One Night in Memphis
One Night in Memphis
- Monday, Apr 12, 2021 7:30 PM Buy Tickets
One Night in Memphis has been rescheduled for April 12, 2021. Please hold on to your tickets as they will be honored at the rescheduled date. Please contact the Box Office at [email protected] or call (239) 481-4849 if you need further assistance.
The Barbara B. Mann Performing Arts Hall is not responsible for the refund practices in place by secondary ticket providers.
"One Night in Memphis” is a rocking concert tribute to legendary Sun Records recording artists Carl Perkins, Johnny Cash, Jerry Lee Lewis and Elvis Presley. Over 90 minutes of rockabilly, country, gospel and pure 1950’s rock and roll music performed live and backed by an authentic and energetic rockabilly backup band. Created and directed by John Mueller from the highly acclaimed show, “Winter Dance Party” this show has met with the same accolades, sell out shows and audience standing ovations. Be a witness to a rock and roll royalty jam session with the music and talent that has stood the test of time. True American music featuring the hits, “Blue Suede Shoes,” “Folsom Prison Blues,” “Great Balls of Fire,” “Whole lotta Shaking Going On,” “Shake, Rattle and Roll,” “Don’t Be Cruel,” “Hound Dog,” and many, many more with acclaimed national talent, all performed live without tracks and guaranteed to get any audience rocking and rolling! Cast includes former members of the touring company and Broadway cast of Million Dollar Quartet.
On December 4th, 1956 music history was made. This date found Carl Perkins, Johnny Cash, Jerry Lee Lewis and Elvis Presley together at Sun Record’s studio in Memphis, TN. A jam session ensued which seems to have happened by pure chance. Perkins, who by this time had already met success with "Blue Suede Shoes", had come into the studio that day, accompanied by his brothers Clayton and Jay and by drummer W.S. Holland, to cut some new material, including a revamped version of an old blues song, "Matchbox". Sam Phillips, the owner of Sun Records, who wished to try to fatten this sparse rockabilly instrumentation, had brought in his latest acquisition, singer and piano man extraordinaire Jerry Lee Lewis, still unknown outside Memphis, to play piano on the Perkins session.
Sometime in the early afternoon, Elvis Presley, a former Sun artist himself but now at RCA, dropped in to pay a casual visit.
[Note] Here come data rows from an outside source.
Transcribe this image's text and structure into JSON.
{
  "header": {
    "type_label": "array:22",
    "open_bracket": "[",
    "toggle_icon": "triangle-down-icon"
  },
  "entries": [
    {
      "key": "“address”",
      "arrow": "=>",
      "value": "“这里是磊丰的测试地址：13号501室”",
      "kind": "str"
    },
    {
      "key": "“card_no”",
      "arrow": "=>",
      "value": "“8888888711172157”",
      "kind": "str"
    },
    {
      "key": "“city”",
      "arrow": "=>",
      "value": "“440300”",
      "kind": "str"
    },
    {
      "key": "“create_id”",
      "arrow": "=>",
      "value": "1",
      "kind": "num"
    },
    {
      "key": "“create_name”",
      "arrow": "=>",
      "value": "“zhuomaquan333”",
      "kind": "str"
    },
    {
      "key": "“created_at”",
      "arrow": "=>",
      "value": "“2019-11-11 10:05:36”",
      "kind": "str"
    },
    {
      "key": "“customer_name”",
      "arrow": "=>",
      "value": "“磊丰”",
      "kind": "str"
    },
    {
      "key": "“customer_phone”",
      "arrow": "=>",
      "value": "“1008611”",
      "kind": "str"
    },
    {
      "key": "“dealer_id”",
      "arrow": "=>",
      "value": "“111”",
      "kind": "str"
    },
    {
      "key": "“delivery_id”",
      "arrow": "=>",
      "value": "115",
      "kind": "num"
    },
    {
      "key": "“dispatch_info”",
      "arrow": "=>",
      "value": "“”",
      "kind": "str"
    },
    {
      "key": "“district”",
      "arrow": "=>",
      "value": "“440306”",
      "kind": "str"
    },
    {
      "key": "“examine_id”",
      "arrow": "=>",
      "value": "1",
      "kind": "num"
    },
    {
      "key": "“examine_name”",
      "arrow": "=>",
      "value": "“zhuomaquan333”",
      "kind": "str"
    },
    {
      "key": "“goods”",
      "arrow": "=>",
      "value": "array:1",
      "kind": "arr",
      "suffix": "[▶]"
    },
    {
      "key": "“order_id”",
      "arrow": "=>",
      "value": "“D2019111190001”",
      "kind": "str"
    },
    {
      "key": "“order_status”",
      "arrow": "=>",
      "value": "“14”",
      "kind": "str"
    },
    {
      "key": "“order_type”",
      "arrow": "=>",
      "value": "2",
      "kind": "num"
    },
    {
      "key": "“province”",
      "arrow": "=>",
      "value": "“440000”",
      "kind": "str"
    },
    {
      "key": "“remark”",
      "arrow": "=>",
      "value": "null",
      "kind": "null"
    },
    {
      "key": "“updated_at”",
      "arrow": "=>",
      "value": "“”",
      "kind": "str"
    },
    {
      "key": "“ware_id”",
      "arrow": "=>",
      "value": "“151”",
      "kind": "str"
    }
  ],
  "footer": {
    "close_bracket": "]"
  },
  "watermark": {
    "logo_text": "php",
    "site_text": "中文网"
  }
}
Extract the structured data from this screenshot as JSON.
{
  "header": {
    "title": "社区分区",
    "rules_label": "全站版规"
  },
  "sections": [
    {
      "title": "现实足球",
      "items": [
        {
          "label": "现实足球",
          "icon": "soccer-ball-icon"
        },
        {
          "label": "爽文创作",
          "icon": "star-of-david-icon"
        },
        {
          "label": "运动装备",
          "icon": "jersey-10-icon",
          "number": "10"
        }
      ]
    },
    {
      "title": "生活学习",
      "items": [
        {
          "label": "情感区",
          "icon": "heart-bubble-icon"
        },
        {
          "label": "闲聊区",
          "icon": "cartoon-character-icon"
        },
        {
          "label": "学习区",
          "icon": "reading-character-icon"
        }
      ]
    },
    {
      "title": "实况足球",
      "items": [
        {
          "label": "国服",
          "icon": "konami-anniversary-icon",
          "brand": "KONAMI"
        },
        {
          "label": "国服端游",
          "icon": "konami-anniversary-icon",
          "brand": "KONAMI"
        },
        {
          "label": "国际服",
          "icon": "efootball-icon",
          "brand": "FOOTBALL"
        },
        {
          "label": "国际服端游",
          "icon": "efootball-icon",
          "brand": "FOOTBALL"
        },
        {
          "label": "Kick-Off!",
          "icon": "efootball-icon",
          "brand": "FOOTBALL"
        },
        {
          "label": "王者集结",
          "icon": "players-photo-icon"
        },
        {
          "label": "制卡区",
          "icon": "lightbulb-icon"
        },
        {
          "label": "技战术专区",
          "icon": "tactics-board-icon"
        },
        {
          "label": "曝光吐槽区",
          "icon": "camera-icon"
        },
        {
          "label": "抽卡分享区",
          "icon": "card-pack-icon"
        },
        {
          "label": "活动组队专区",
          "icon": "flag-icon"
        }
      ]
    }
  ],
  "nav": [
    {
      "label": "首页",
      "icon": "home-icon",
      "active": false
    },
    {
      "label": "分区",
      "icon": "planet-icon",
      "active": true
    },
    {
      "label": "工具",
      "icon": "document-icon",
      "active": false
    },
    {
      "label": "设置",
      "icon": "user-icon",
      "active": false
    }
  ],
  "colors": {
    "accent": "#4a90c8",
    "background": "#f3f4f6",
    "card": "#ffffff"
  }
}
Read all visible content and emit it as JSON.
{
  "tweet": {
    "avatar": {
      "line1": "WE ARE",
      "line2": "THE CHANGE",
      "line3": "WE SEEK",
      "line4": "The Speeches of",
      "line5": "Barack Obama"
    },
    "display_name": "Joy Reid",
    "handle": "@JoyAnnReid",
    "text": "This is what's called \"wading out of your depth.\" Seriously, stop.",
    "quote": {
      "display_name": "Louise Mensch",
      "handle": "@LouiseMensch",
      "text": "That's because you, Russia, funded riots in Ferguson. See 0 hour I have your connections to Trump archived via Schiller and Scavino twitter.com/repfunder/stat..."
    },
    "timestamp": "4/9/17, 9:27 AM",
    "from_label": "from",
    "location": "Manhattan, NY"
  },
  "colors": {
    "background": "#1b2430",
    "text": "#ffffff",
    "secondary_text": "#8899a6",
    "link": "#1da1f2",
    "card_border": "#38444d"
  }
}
He was, at the time, the biggest name in show business, having hit the top of the singles charts five times, and topping the album charts twice in the preceding 12-month period. Less than four months earlier, he had appeared on The Ed Sullivan Show, pulling an unheard of 83% of the television audience, which was estimated at 55 million, the largest in history up to that time.
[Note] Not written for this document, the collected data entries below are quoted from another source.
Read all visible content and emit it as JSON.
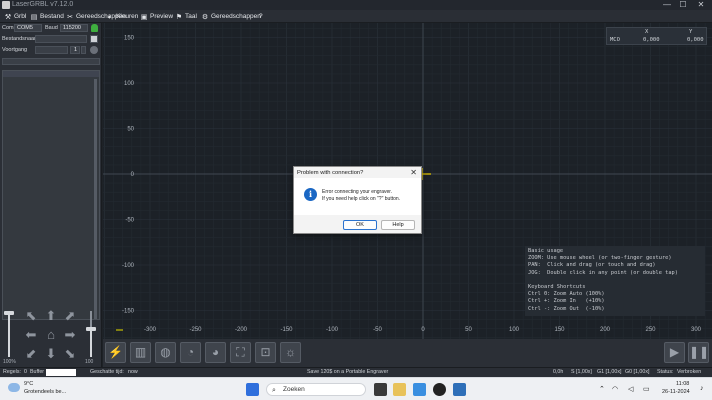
{
  "window": {
    "title": "LaserGRBL v7.12.0",
    "minimize": "—",
    "maximize": "☐",
    "close": "✕"
  },
  "menu": [
    {
      "label": "Grbl",
      "icon": "wrench-icon",
      "glyph": "⚒"
    },
    {
      "label": "Bestand",
      "icon": "document-icon",
      "glyph": "▤"
    },
    {
      "label": "Gereedschappen",
      "icon": "tools-icon",
      "glyph": "✂"
    },
    {
      "label": "Kleuren",
      "icon": "palette-icon",
      "glyph": "◐"
    },
    {
      "label": "Preview",
      "icon": "preview-icon",
      "glyph": "▣"
    },
    {
      "label": "Taal",
      "icon": "flag-icon",
      "glyph": "⚑"
    },
    {
      "label": "Gereedschappen",
      "icon": "settings-icon",
      "glyph": "⚙"
    },
    {
      "label": "?",
      "icon": "",
      "glyph": ""
    }
  ],
  "left": {
    "com_label": "Com",
    "com_value": "COM5",
    "baud_label": "Baud",
    "baud_value": "115200",
    "file_label": "Bestandsnaam",
    "progress_label": "Voortgang",
    "progress_count": "1",
    "speed_left": "100%",
    "speed_right": "100"
  },
  "position": {
    "x_label": "X",
    "y_label": "Y",
    "mco_label": "MCO",
    "x_value": "0,000",
    "y_value": "0,000"
  },
  "axes": {
    "y_ticks": [
      "150",
      "100",
      "50",
      "0",
      "-50",
      "-100",
      "-150"
    ],
    "x_ticks": [
      "-300",
      "-250",
      "-200",
      "-150",
      "-100",
      "-50",
      "0",
      "50",
      "100",
      "150",
      "200",
      "250",
      "300"
    ]
  },
  "help": {
    "lines": [
      "Basic usage",
      "ZOOM: Use mouse wheel (or two-finger gesture)",
      "PAN:  Click and drag (or touch and drag)",
      "JOG:  Double click in any point (or double tap)",
      "",
      "Keyboard Shortcuts",
      "Ctrl 0: Zoom Auto (100%)",
      "Ctrl +: Zoom In   (+10%)",
      "Ctrl -: Zoom Out  (-10%)"
    ]
  },
  "dialog": {
    "title": "Problem with connection?",
    "close": "✕",
    "line1": "Error connecting your engraver.",
    "line2": "If you need help click on \"?\" button.",
    "ok": "OK",
    "help": "Help"
  },
  "status": {
    "lines_label": "Regels:",
    "lines_value": "0",
    "buffer_label": "Buffer",
    "est_label": "Geschatte tijd:",
    "est_value": "now",
    "promo": "Save 120$ on a Portable Engraver",
    "time": "0,0h",
    "s_value": "S [1,00x]",
    "g1_value": "G1 [1,00x]",
    "g0_value": "G0 [1,00x]",
    "status_label": "Status:",
    "status_value": "Verbroken"
  },
  "taskbar": {
    "temp": "9°C",
    "weather": "Grotendeels be...",
    "search": "Zoeken",
    "time": "11:08",
    "date": "26-11-2024"
  },
  "colors": {
    "accent": "#f0d000",
    "canvas": "#1c2127",
    "grid": "#262d35",
    "dialog_button": "#2b73cf"
  }
}
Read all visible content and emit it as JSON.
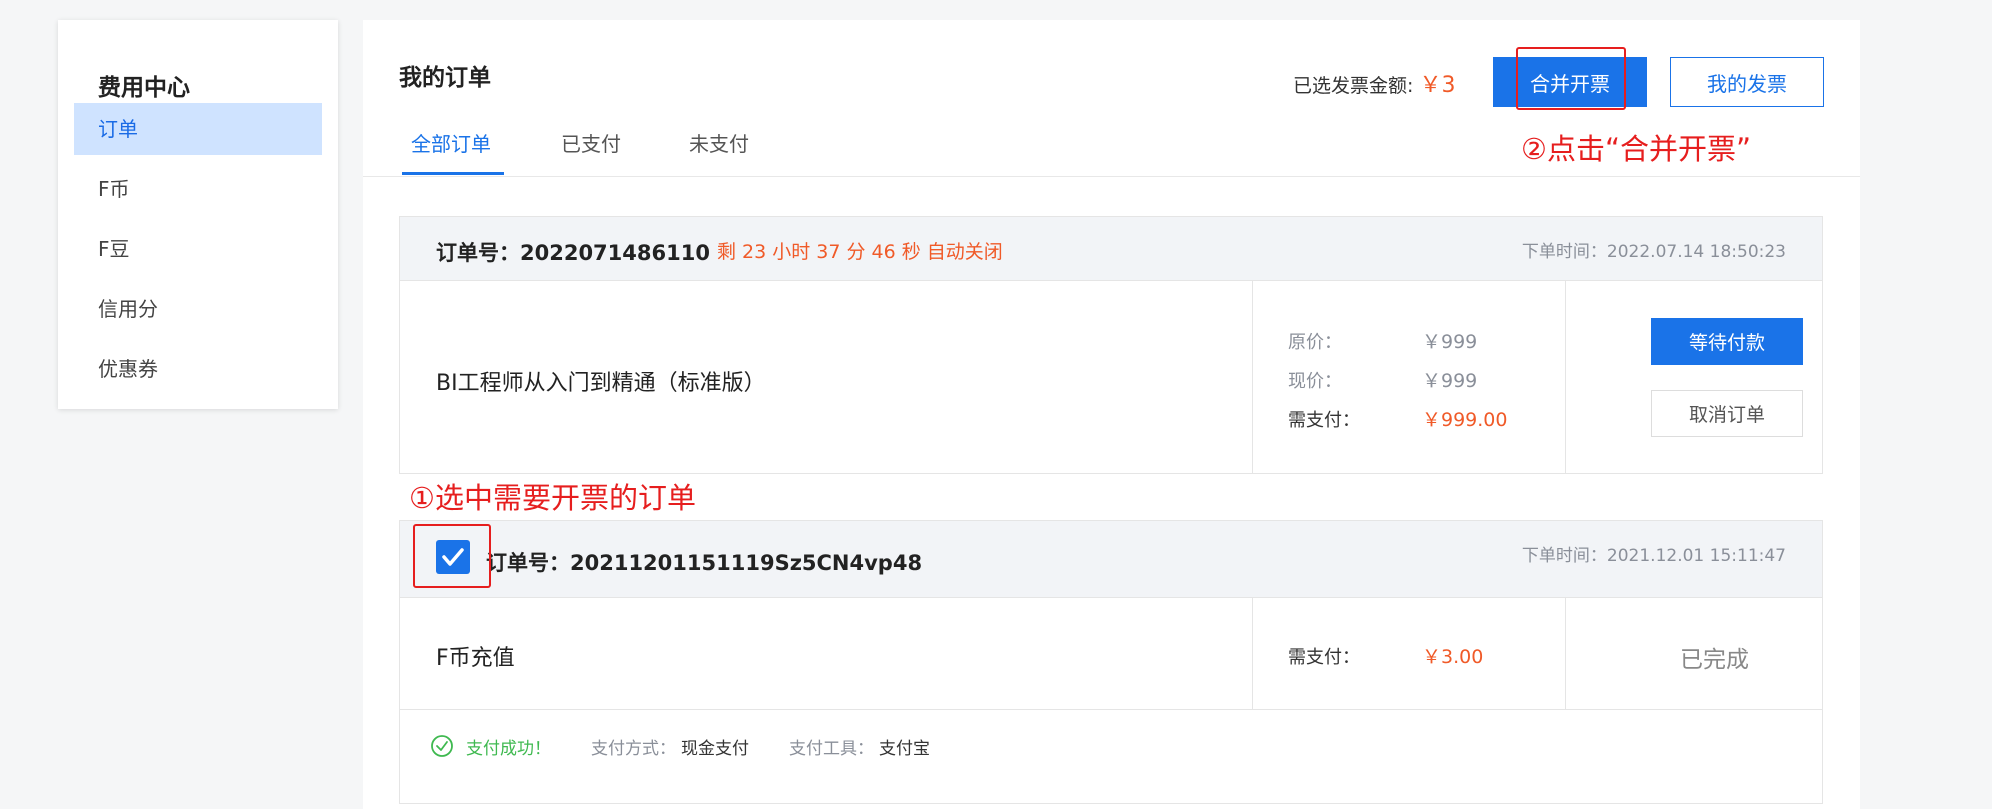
{
  "sidebar": {
    "title": "费用中心",
    "items": [
      {
        "label": "订单"
      },
      {
        "label": "F币"
      },
      {
        "label": "F豆"
      },
      {
        "label": "信用分"
      },
      {
        "label": "优惠券"
      }
    ]
  },
  "header": {
    "title": "我的订单",
    "tabs": [
      "全部订单",
      "已支付",
      "未支付"
    ],
    "selected_amount_label": "已选发票金额: ",
    "selected_amount_value": "￥3",
    "merge_button": "合并开票",
    "my_invoice_button": "我的发票"
  },
  "annotations": {
    "step1": "①选中需要开票的订单",
    "step2": "②点击“合并开票”"
  },
  "orders": [
    {
      "order_no": "订单号：2022071486110",
      "countdown": "剩 23 小时 37 分 46 秒 自动关闭",
      "time": "下单时间：2022.07.14 18:50:23",
      "product": "BI工程师从入门到精通（标准版）",
      "original_label": "原价：",
      "original_value": "￥999",
      "current_label": "现价：",
      "current_value": "￥999",
      "due_label": "需支付：",
      "due_value": "￥999.00",
      "pay_button": "等待付款",
      "cancel_button": "取消订单"
    },
    {
      "order_no": "订单号：20211201151119Sz5CN4vp48",
      "checked": true,
      "time": "下单时间：2021.12.01 15:11:47",
      "product": "F币充值",
      "due_label": "需支付：",
      "due_value": "￥3.00",
      "status": "已完成",
      "pay_success": "支付成功！",
      "pay_method_label": "支付方式：",
      "pay_method_value": "现金支付",
      "pay_tool_label": "支付工具：",
      "pay_tool_value": "支付宝"
    }
  ],
  "colors": {
    "primary": "#1a73e8",
    "price_orange": "#f05a28",
    "annotation_red": "#e61e1e",
    "success_green": "#3fb950"
  }
}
After chatting with Philips in the control room, Presley listened to the playback of Perkins’ session, which he pronounced to be good. Then he went out into the studio and sometime later the jam session began. At some point during the session, Sun artist Johnny Cash, who had recently enjoyed a few hits on the country charts, popped in. Cowboy Jack Clement was engineering that day and remembers saying to himself "I think I'd be remiss not to record this" and so he did, and the night became rock and roll music history. Many famous artists such as Bob Dylan recall listening to these recordings and being tremendously inspired by.